A country that expels op-ed writers and hides government records about why simply does not have freedom of the press.
Last week, Federal Communications Commission Chair and shameless Trump lapdog Brendan Carr (the guy wears a golden bust of Trump as a lapel pin) threatened to investigate news outlets that doubt the administration’s false narratives or don’t air all of its spin sessions. Predictably, a Trump-aligned organization filed an FCC complaint echoing Carr’s nonsense.
All that is to say, it’s a big deal that even the State Department knows the administration is wrong. The existence and substance of the two memos have already been reported, so the cat is out of the bag — there is no basis for secrecy. There never was. And there is little risk of tainting a future jury pool — Öztürk can only dream of that kind of due process.
In any event, now that the memos have been disclosed, it’s hard to argue that the public is better off with a potentially incomplete news report than with the entire documents. But this is an administration that believes questioning its infallibility is contrary to the “public interest.”

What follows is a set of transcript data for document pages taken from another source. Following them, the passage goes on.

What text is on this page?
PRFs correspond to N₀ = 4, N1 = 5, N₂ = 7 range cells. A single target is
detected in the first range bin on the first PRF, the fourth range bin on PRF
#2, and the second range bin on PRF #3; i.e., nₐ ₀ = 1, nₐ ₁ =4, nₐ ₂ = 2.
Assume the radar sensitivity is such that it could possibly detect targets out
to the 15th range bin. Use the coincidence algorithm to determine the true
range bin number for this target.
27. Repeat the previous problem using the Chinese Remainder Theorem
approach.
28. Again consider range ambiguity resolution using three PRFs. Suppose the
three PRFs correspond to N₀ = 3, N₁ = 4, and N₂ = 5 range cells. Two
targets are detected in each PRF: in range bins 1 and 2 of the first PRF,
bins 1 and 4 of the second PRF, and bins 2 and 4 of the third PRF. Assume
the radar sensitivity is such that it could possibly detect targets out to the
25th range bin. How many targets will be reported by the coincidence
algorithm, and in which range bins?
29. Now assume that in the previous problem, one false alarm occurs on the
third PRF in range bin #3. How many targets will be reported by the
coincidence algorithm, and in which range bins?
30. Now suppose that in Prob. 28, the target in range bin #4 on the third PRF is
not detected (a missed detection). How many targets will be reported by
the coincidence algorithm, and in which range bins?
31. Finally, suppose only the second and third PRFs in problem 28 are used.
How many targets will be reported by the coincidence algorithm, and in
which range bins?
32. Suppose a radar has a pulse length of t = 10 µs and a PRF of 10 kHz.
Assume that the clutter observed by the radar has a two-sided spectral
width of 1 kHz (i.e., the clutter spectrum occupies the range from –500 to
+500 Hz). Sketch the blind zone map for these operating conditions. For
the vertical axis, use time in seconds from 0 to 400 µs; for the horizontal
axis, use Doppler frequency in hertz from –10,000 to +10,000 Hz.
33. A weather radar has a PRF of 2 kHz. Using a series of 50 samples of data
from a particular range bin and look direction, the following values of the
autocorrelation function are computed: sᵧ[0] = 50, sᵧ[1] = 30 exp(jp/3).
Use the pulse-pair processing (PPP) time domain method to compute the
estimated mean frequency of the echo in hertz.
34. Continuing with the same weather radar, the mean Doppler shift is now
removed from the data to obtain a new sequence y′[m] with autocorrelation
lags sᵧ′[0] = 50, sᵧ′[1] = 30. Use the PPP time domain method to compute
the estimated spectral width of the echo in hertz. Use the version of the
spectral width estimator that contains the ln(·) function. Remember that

That’s not how officials who are confident in the accuracy of their facts and the soundness of their legal arguments behave. The administration needs to be prepared to defend its (indefensible) views on free expression, not hide from them. If it claims the First Amendment tolerates throwing people out of the country for using news ink to express political beliefs shared by millions, it needs to be transparent, including about why it overruled internal dissent.
We’ve filed Freedom of Information Act requests for both memos. We know the administration is likely to deny those requests, and we’re prepared to put up a fight there and anywhere else we see an opportunity to force some transparency out of this lawless administration.
As a press freedom organization, there’s no other option. A country that expels op-ed writers and hides government records about why simply does not have freedom of the press.